Biden’s legislative priorities include several proposed tax hikes he’s been talking about for two years. He wants to raise the corporate tax rate from 21% to 28%. He’d boost the top individual income tax rate from 37% to 39.6% and raise the estate tax on holdings above $3.5 million. As for the capital gains tax, he’d raise it to the regular income-tax rate for people earning more than $1 million per year. If the top rate went to 39.6%, then the rate on long-term capital gains for the wealthy would rise from the current 20% to 39.6%. Biden insists he won't raise taxes on households earning less than $400,000, and his capital gains hike would directly affect just 0.3% of taxpayers.

WASHINGTON, DC - APRIL 23: U.S. President Joe Biden delivers remarks during day 2 of the virtual Leaders Summit on Climate at the East Room of the White House April 23, 2021 in Washington, DC. Biden pledged to cut greenhouse gas emissions by half by 2030. (Photo by Anna Moneymaker-Pool/Getty Images)
WASHINGTON, DC - APRIL 23: U.S. President Joe Biden delivers remarks during day 2 of the virtual Leaders Summit on Climate at the East Room of the White House April 23, 2021 in Washington, DC. Biden pledged to cut greenhouse gas emissions by half by 2030. (Photo by Anna Moneymaker-Pool/Getty Images) · Pool via Getty Images

The fulminators point out that there’s also a 3.8% investment tax surcharge for high earners, along with state and local taxes on capital gains. Overall, that could push the combined capital gains tax rate above 50% in places like New York and California.
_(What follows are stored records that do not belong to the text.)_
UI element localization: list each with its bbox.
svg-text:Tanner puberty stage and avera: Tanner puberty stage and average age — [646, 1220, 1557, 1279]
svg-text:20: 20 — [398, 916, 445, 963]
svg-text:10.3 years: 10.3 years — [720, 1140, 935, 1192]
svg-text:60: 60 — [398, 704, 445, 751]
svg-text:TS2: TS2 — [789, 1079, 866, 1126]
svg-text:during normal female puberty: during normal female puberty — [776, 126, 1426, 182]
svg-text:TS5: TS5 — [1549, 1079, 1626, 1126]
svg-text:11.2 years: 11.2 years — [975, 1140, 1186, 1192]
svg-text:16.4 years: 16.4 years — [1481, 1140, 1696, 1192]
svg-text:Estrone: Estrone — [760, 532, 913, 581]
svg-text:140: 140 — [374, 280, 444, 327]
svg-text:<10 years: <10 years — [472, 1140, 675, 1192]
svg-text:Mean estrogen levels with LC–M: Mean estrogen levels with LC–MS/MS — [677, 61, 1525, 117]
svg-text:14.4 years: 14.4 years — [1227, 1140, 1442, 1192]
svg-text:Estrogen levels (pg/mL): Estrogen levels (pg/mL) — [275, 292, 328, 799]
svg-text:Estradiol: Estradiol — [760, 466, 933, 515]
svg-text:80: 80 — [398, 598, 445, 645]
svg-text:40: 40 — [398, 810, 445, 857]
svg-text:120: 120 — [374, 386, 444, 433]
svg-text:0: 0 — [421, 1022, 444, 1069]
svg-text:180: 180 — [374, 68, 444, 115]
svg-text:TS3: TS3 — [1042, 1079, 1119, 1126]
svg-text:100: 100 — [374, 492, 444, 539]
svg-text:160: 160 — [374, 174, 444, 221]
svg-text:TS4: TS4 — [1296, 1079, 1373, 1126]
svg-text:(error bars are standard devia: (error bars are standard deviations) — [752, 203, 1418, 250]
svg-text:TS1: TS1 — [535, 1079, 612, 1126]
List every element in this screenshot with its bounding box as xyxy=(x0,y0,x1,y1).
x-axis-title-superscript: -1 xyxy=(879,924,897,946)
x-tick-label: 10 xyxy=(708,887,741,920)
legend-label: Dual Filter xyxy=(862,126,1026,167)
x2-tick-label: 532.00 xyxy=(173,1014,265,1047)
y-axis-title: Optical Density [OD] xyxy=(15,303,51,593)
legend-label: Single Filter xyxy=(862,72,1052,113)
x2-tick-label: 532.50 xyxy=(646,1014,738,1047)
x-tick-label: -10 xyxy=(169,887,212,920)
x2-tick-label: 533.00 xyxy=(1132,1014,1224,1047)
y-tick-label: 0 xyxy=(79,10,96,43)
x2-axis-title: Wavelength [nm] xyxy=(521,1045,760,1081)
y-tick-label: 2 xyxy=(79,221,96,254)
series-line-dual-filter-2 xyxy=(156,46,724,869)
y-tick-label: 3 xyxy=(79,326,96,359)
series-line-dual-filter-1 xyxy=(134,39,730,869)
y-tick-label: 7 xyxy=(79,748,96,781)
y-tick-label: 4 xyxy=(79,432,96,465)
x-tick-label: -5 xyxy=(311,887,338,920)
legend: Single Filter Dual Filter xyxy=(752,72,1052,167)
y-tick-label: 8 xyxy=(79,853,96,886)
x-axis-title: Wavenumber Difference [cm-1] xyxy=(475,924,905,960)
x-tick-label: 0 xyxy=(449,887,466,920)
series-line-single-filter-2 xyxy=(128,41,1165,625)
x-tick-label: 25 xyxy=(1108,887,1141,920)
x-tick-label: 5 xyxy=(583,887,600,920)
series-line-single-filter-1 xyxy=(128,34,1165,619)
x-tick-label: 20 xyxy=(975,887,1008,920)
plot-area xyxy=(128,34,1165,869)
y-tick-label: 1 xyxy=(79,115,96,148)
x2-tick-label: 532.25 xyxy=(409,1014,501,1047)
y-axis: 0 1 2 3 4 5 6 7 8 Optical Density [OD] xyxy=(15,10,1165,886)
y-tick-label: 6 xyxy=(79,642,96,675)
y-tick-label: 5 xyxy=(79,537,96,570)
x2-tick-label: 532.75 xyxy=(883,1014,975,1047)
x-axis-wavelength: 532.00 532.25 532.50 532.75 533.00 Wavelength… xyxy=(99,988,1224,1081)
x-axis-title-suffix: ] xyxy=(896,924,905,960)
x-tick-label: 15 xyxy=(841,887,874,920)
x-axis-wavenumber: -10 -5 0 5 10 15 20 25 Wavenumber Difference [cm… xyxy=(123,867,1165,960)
That’s on paper. We also know there’s a massive “tax gap” each year, with people who legally owe federal taxes hiding as much as $1 trillion from the IRS. Those tax evaders aren’t ordinary people who earn most or all of their income from labor. They’re wealthy Americans with multiple income streams and sophisticated strategies for concealing wealth and exploiting tax loopholes. If anybody ever paid a combined capital gains tax rate above 50%, it would probably be due to incompetent tax advisors.